On the other hand, if I’m contracting with a cloud service provider which represents that it is a Business Associate, I would want still need and want to define very carefully the reasons it could have access to Protected Health Information for purposes of its services, and otherwise (as with a “cloud bubble” provider) would still want to allow othersie only for strictly limited, strictly conditioned and disclosed accidental or unavoidable access; and the cloud service provider would probably still want to insist on its right to access in response to legal requirements, about which I would still want to have notice and an opportunity to challenge, unless notice is prohibited by law. And if the cloud services provider proceeded to have non-random and/or frequent access to my client’s Protected Health Information, the cloud services provider would be in breach of the Business Associate Contract, and just like the conduit provider quite possibly in violation of federal and perhaps state laws pertaining to unauthorized access to computer systems and resource.
So I’m not sure, in the final analysis and from the client’s point of view, that I care whether or not a clould services provider wants to represent that it’s a Business Associate or not. Either way, the key point is to define permitted and prohibited access to, uses and disclosures of Protected Health Information by the cloud services provider, from none/accidental/legal for conduits, to whatever is necessary and appropriate for services which make the cloud services provider a Business Associate.
It’s worth noting, by the way, that I’ve used the kinds of provisions I just discussed for years in application services provider (ASP) and related kinds of contracts for years. For these purposes, anyway, the magic word “cloud” doesn’t change the analysis.
Conduits and Encryption.
I have heard it argued that what’s actually necessary to establish conduit status, is to encrypt the data stored in the cloud, and not let the cloud service provider have a key. I think this is incorrect, and confuses a Security Rule question with an overall regulatory status question.

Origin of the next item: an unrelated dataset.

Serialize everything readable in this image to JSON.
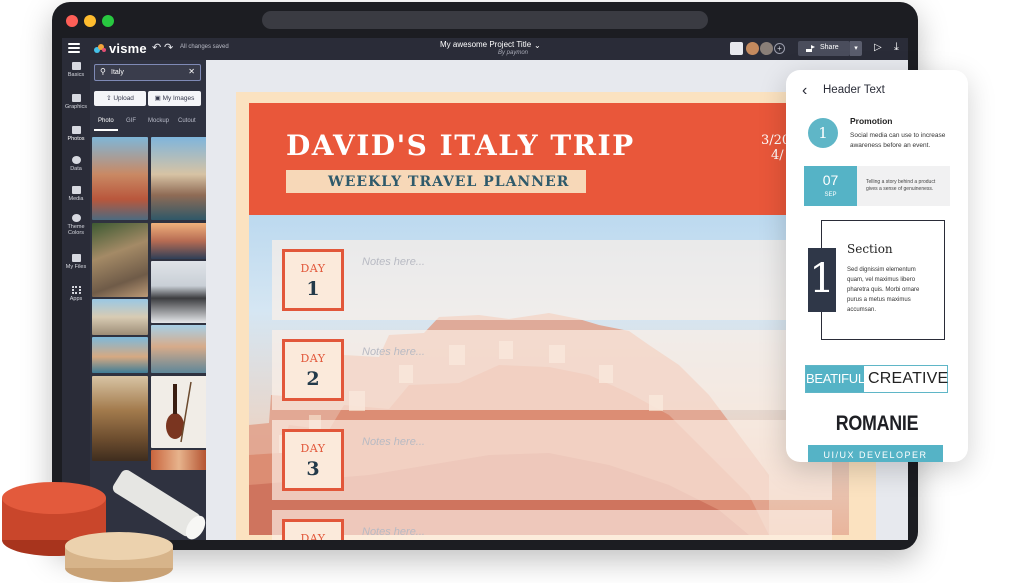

Business Associate/HIPAA subcontractor status, as discussed above, doesn’t turn on whether or not a party can access Protected Health Information, but whether it does so under the authority of a Covered Entity or Business Associate.

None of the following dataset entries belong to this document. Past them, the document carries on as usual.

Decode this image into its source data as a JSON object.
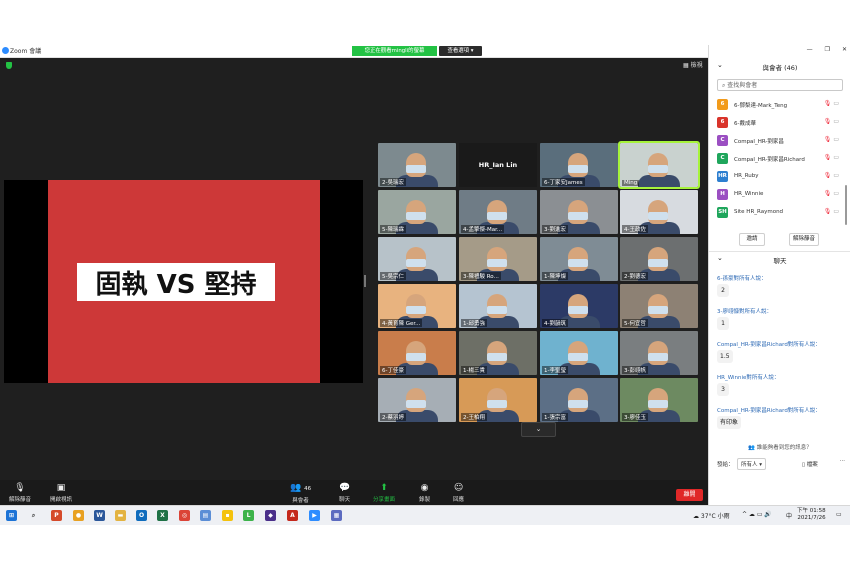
{
  "window": {
    "app_title": "Zoom 會議",
    "viewing_banner": "您正在觀看mingli的螢幕",
    "view_options": "查看選項 ▾",
    "gallery_view": "▦ 檢視"
  },
  "shared_screen": {
    "text": "固執 VS 堅持"
  },
  "tiles": [
    {
      "label": "2-吳瑞宏",
      "row": 0,
      "col": 0,
      "bg": "#7d8a8f",
      "type": "video"
    },
    {
      "label": "HR_Ian Lin",
      "row": 0,
      "col": 1,
      "bg": "#1a1a1a",
      "type": "name"
    },
    {
      "label": "6-丁家安James",
      "row": 0,
      "col": 2,
      "bg": "#5a6e7c",
      "type": "video"
    },
    {
      "label": "Ming",
      "row": 0,
      "col": 3,
      "bg": "#c9d2cf",
      "type": "video",
      "active": true
    },
    {
      "label": "5-陳瑞霖",
      "row": 1,
      "col": 0,
      "bg": "#9aa6a0",
      "type": "video"
    },
    {
      "label": "4-孟擎傑-Mar...",
      "row": 1,
      "col": 1,
      "bg": "#6f7c86",
      "type": "video"
    },
    {
      "label": "3-劉進宏",
      "row": 1,
      "col": 2,
      "bg": "#8b8f93",
      "type": "video"
    },
    {
      "label": "4-王政佐",
      "row": 1,
      "col": 3,
      "bg": "#d7dbe0",
      "type": "video"
    },
    {
      "label": "5-吳宗仁",
      "row": 2,
      "col": 0,
      "bg": "#b7c2c9",
      "type": "video"
    },
    {
      "label": "3-陳禮駿 Ro...",
      "row": 2,
      "col": 1,
      "bg": "#a59b88",
      "type": "video"
    },
    {
      "label": "1-陳坤燦",
      "row": 2,
      "col": 2,
      "bg": "#7f8c95",
      "type": "video"
    },
    {
      "label": "2-劉德宏",
      "row": 2,
      "col": 3,
      "bg": "#6c6f70",
      "type": "video"
    },
    {
      "label": "4-黃育陳 Ger...",
      "row": 3,
      "col": 0,
      "bg": "#e8b37f",
      "type": "video"
    },
    {
      "label": "1-邱勇強",
      "row": 3,
      "col": 1,
      "bg": "#b5c4d1",
      "type": "video"
    },
    {
      "label": "4-劉韻筑",
      "row": 3,
      "col": 2,
      "bg": "#2c3a66",
      "type": "video"
    },
    {
      "label": "5-何宜哲",
      "row": 3,
      "col": 3,
      "bg": "#8d8174",
      "type": "video"
    },
    {
      "label": "6-丁佳豪",
      "row": 4,
      "col": 0,
      "bg": "#c97d4b",
      "type": "video"
    },
    {
      "label": "1-楊三貴",
      "row": 4,
      "col": 1,
      "bg": "#6d6f66",
      "type": "video"
    },
    {
      "label": "1-李聖瑩",
      "row": 4,
      "col": 2,
      "bg": "#6fb2cf",
      "type": "video"
    },
    {
      "label": "3-彭翊帆",
      "row": 4,
      "col": 3,
      "bg": "#7a7e80",
      "type": "video"
    },
    {
      "label": "2-蔡羽婷",
      "row": 5,
      "col": 0,
      "bg": "#a6aeb5",
      "type": "video"
    },
    {
      "label": "2-王柏翔",
      "row": 5,
      "col": 1,
      "bg": "#d79a57",
      "type": "video"
    },
    {
      "label": "1-張宗富",
      "row": 5,
      "col": 2,
      "bg": "#5c6f86",
      "type": "video"
    },
    {
      "label": "3-廖佳玉",
      "row": 5,
      "col": 3,
      "bg": "#6d8a61",
      "type": "video"
    }
  ],
  "toolbar": {
    "unmute": "解除靜音",
    "start_video": "開啟視訊",
    "participants": "與會者",
    "participants_count": "46",
    "chat": "聊天",
    "share_screen": "分享畫面",
    "record": "錄製",
    "reactions": "回應",
    "end": "離開"
  },
  "panel": {
    "title": "與會者 (46)",
    "search_placeholder": "查找與會者",
    "participants": [
      {
        "initial": "6",
        "name": "6-鄧梨達-Mark_Teng",
        "color": "#f29b1b"
      },
      {
        "initial": "6",
        "name": "6-戴成華",
        "color": "#d9342b"
      },
      {
        "initial": "C",
        "name": "Compal_HR-劉家昌",
        "color": "#9b4fc2"
      },
      {
        "initial": "C",
        "name": "Compal_HR-劉家昌Richard",
        "color": "#1fa65c"
      },
      {
        "initial": "HR",
        "name": "HR_Ruby",
        "color": "#2d7fd0"
      },
      {
        "initial": "H",
        "name": "HR_Winnie",
        "color": "#9b4fc2"
      },
      {
        "initial": "SH",
        "name": "Site HR_Raymond",
        "color": "#1fa65c"
      }
    ],
    "invite_btn": "邀請",
    "unmute_all_btn": "解除靜音",
    "chat_title": "聊天",
    "messages": [
      {
        "from": "6-孫豪對所有人說：",
        "text": "2"
      },
      {
        "from": "3-廖翊慷對所有人說：",
        "text": "1"
      },
      {
        "from": "Compal_HR-劉家昌Richard對所有人說：",
        "text": "1.5"
      },
      {
        "from": "HR_Winnie對所有人說：",
        "text": "3"
      },
      {
        "from": "Compal_HR-劉家昌Richard對所有人說：",
        "text": "有印象"
      }
    ],
    "privacy": "誰能夠看到您的訊息？",
    "send_to_label": "發給：",
    "send_to_value": "所有人 ▾",
    "file_label": "檔案",
    "more": "···"
  },
  "taskbar": {
    "weather": "37°C 小雨",
    "ime": "中",
    "time": "下午 01:58",
    "date": "2021/7/26"
  }
}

The Security Rule, on the other hand, has a number of access control requirements in particular which should help prevent or detect unauthorized access by a cloud services provider. Obviously, robust encryption with no key access for the cloud services provider would prevent unauthorized access, but it isn’t a requirement for conduit status and could materially slow some valuable applications. Since encryption of data-at-rest is an addressable specification, the basis for any decision to forego encryption and for selection of compensating controls (e.g. good monitoring processes and practices) would need to be well documented in any case.
I would also want to review information about the cloud services provider’s processes and practices, since my client will be crucially dependent upon them. But again, this is a Security Rule issue, not a regulatory status determinant – and it’s also the same kind of issue you get with ASPs which operate joint computing environments.